Kontrola na urazówce. Jak ja to widzę.

Siedzę właśnie na korytarzu w przychodni. Czekam w kolejce. Ogromnej kolejce bo pewna Pani, zapewne zniecierpliwiona czekaniem na zarejestrowanie się policzyła ile osób jest na korytarzu. Było ich jakoś 70. Jej maż siedzący naprzeciwko mnie na małym krześle przebierał nogami i próbował rozmawiać z obcym mężczyzna lecz ten nie wykazywał żadnego zainteresowania. Jakby choroba go pochłonęła tak, że nie kontaktował z rzeczywistością. Albo nie chciał rozmawiać o problemach tego okropnego świata, bo po co dodatkowo się dołować. Siedział zgarbiony i wpatrywał się w swoje buty. Pewnie o czymś myślał. Powoli robiło się gorąco od tłumu jaki zgromadził się na korytarzu.

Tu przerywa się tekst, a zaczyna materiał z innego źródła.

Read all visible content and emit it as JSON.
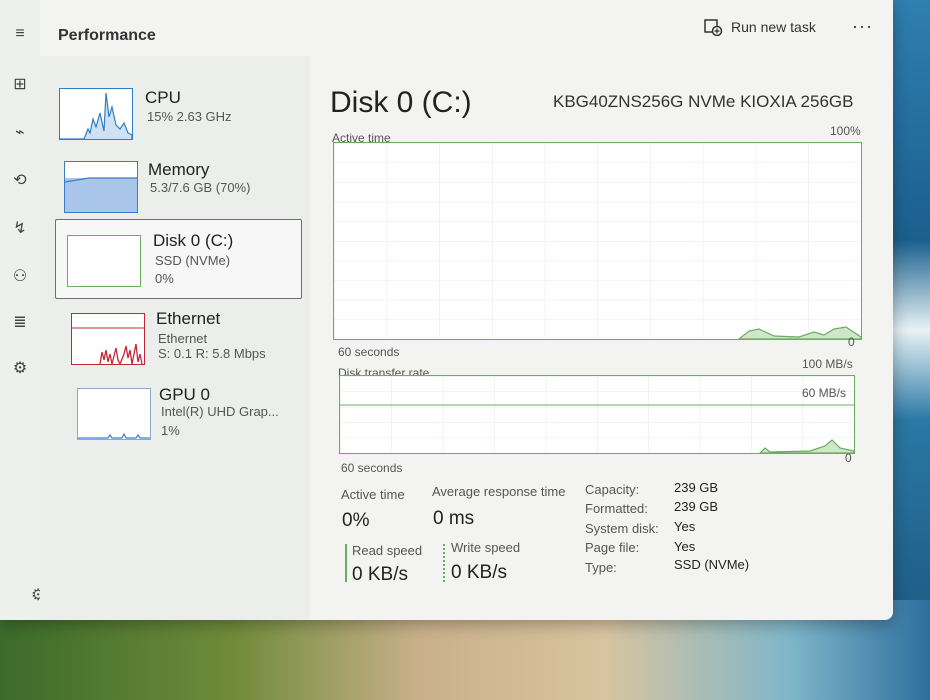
{
  "header": {
    "title": "Performance",
    "run_task": "Run new task",
    "more": "···"
  },
  "nav": {
    "menu": "≡",
    "processes": "⊞",
    "performance": "⌁",
    "history": "⟲",
    "startup": "↯",
    "users": "⚇",
    "details": "≣",
    "services": "⚙",
    "settings": "⚙"
  },
  "sidebar": {
    "items": [
      {
        "title": "CPU",
        "sub1": "15% 2.63 GHz",
        "sub2": "",
        "sub3": ""
      },
      {
        "title": "Memory",
        "sub1": "5.3/7.6 GB (70%)",
        "sub2": "",
        "sub3": ""
      },
      {
        "title": "Disk 0 (C:)",
        "sub1": "SSD (NVMe)",
        "sub2": "0%",
        "sub3": ""
      },
      {
        "title": "Ethernet",
        "sub1": "Ethernet",
        "sub2": "S: 0.1 R: 5.8 Mbps",
        "sub3": ""
      },
      {
        "title": "GPU 0",
        "sub1": "Intel(R) UHD Grap...",
        "sub2": "1%",
        "sub3": ""
      }
    ]
  },
  "main": {
    "title": "Disk 0 (C:)",
    "model": "KBG40ZNS256G NVMe KIOXIA 256GB",
    "active_time_graph": {
      "label": "Active time",
      "max": "100%",
      "min": "0",
      "duration": "60 seconds"
    },
    "transfer_graph": {
      "label": "Disk transfer rate",
      "max": "100 MB/s",
      "mid": "60 MB/s",
      "min": "0",
      "duration": "60 seconds"
    },
    "stats": {
      "active_time_label": "Active time",
      "active_time_value": "0%",
      "avg_response_label": "Average response time",
      "avg_response_value": "0 ms",
      "read_label": "Read speed",
      "read_value": "0 KB/s",
      "write_label": "Write speed",
      "write_value": "0 KB/s"
    },
    "info": [
      {
        "key": "Capacity:",
        "value": "239 GB"
      },
      {
        "key": "Formatted:",
        "value": "239 GB"
      },
      {
        "key": "System disk:",
        "value": "Yes"
      },
      {
        "key": "Page file:",
        "value": "Yes"
      },
      {
        "key": "Type:",
        "value": "SSD (NVMe)"
      }
    ]
  },
  "colors": {
    "disk_green": "#6cab63",
    "cpu_blue": "#2e7fc4",
    "ethernet_red": "#c2283a",
    "gpu_blue": "#3f7dd8"
  }
}
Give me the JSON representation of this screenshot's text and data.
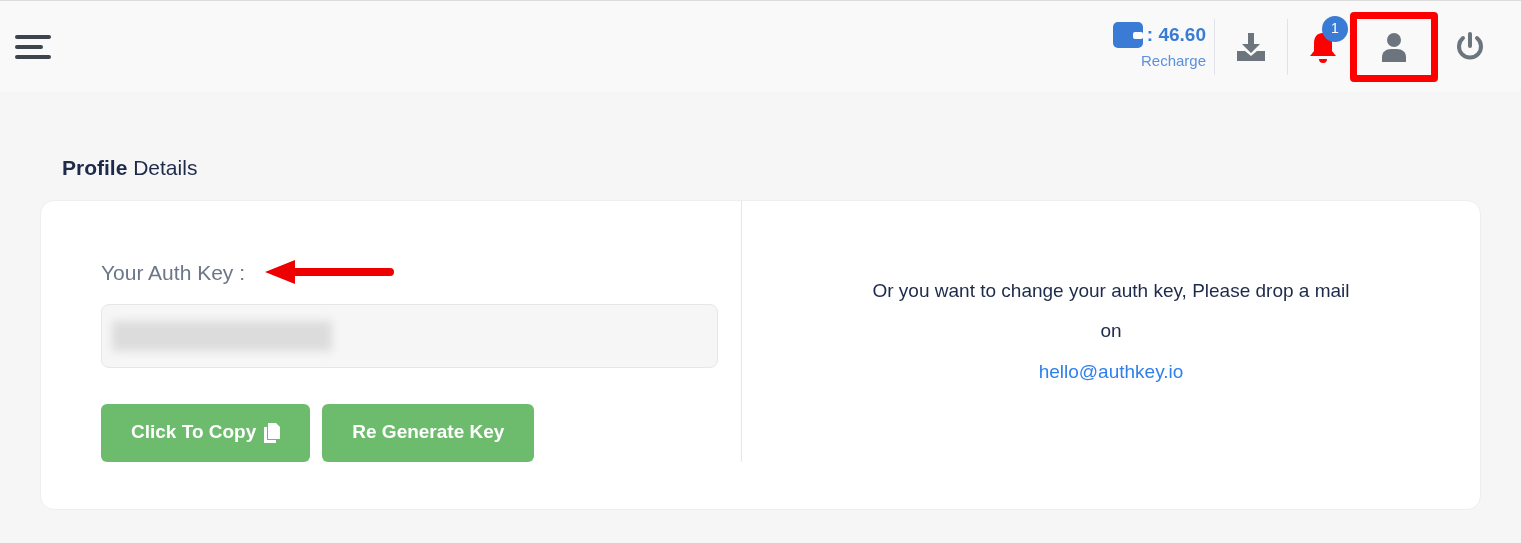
{
  "header": {
    "balance": ": 46.60",
    "recharge": "Recharge",
    "notification_count": "1",
    "profile_highlighted": true
  },
  "title": "**Profile** Details",
  "auth_key": {
    "label": "Your Auth Key :",
    "redacted": true,
    "pointer_arrow": true
  },
  "buttons": [
    {
      "kind": "copy",
      "label": "Click To Copy"
    },
    {
      "kind": "regenerate",
      "label": "Re Generate Key"
    }
  ],
  "help": {
    "message": "Or you want to change your auth key, Please drop a mail",
    "on": "on",
    "email": "hello@authkey.io"
  }
}
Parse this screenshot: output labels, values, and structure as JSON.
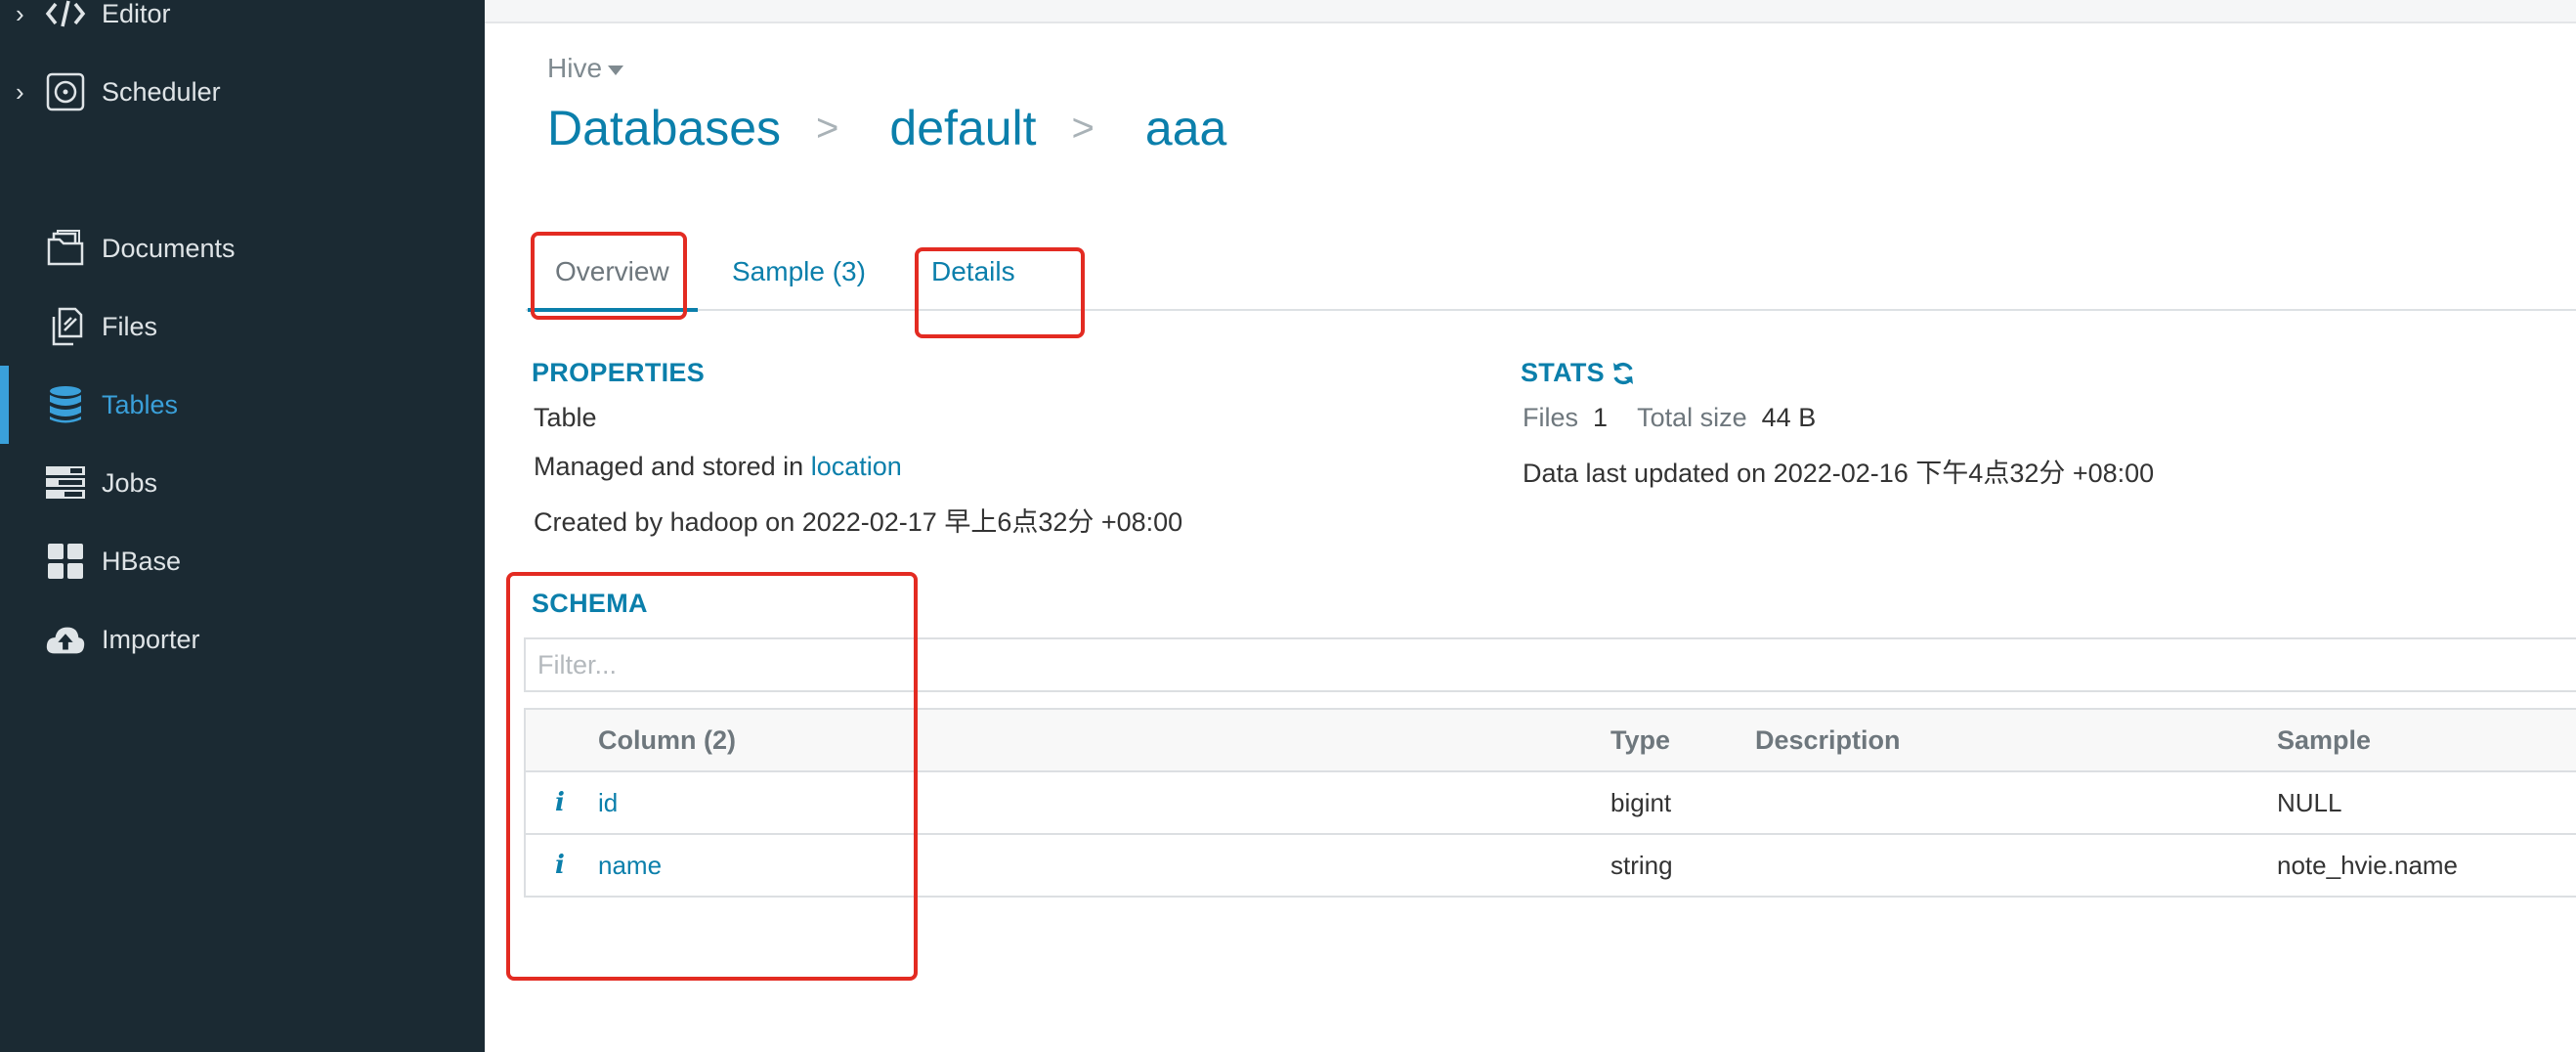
{
  "sidebar": {
    "items": [
      {
        "label": "Editor",
        "icon": "code-icon",
        "expandable": true
      },
      {
        "label": "Scheduler",
        "icon": "scheduler-icon",
        "expandable": true
      },
      {
        "label": "Documents",
        "icon": "documents-icon"
      },
      {
        "label": "Files",
        "icon": "files-icon"
      },
      {
        "label": "Tables",
        "icon": "database-icon",
        "active": true
      },
      {
        "label": "Jobs",
        "icon": "jobs-icon"
      },
      {
        "label": "HBase",
        "icon": "grid-icon"
      },
      {
        "label": "Importer",
        "icon": "cloud-upload-icon"
      }
    ]
  },
  "header": {
    "source": "Hive",
    "breadcrumb": {
      "root": "Databases",
      "separator": ">",
      "database": "default",
      "table": "aaa"
    }
  },
  "tabs": [
    {
      "label": "Overview",
      "active": true
    },
    {
      "label": "Sample (3)"
    },
    {
      "label": "Details"
    }
  ],
  "properties": {
    "title": "PROPERTIES",
    "type": "Table",
    "managed_prefix": "Managed and stored in ",
    "location_link": "location",
    "created": "Created by hadoop on 2022-02-17 早上6点32分 +08:00"
  },
  "stats": {
    "title": "STATS",
    "files_label": "Files",
    "files_value": "1",
    "size_label": "Total size",
    "size_value": "44 B",
    "last_updated": "Data last updated on 2022-02-16 下午4点32分 +08:00"
  },
  "schema": {
    "title": "SCHEMA",
    "filter_placeholder": "Filter...",
    "headers": {
      "column": "Column (2)",
      "type": "Type",
      "description": "Description",
      "sample": "Sample"
    },
    "rows": [
      {
        "name": "id",
        "type": "bigint",
        "description": "",
        "sample": "NULL"
      },
      {
        "name": "name",
        "type": "string",
        "description": "",
        "sample": "note_hvie.name"
      }
    ]
  },
  "colors": {
    "sidebar_bg": "#1b2a33",
    "accent": "#0b7fab",
    "sidebar_active": "#3aa0da",
    "annotation_red": "#e32b22"
  }
}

Pani siedząca obok mnie z lewej strony zdejmuje wszystko co może, aby zaczerpnąć trochę chłodnego powietrza. Po jej zachowaniu widzę, że ma dość i jak zwykle to bywa, zaczyna narzekać. Mówi do mnie, że zdrowia już nie ma, że się poci jak tylko może, że już nie może wysiedzieć. Jest nudno, gorąco, śmierdzi szpitalem i jest nieprzyjemnie. No cóż... Mi tez jest duszno i niewygodnie. Ale ja  nie narzekam, nie mam prawa, bo jestem młoda, ja czuję się wyśmienicie i jest mi wygodnie bo mam młode kości i młody organizm. Śmiać mi się zachciało, bo nie wiedziałam, że młode kości nie odczuwają dyskomfortu a mój młody nos nie wyczuwa woni szpitala i spoconych ludzi wokół.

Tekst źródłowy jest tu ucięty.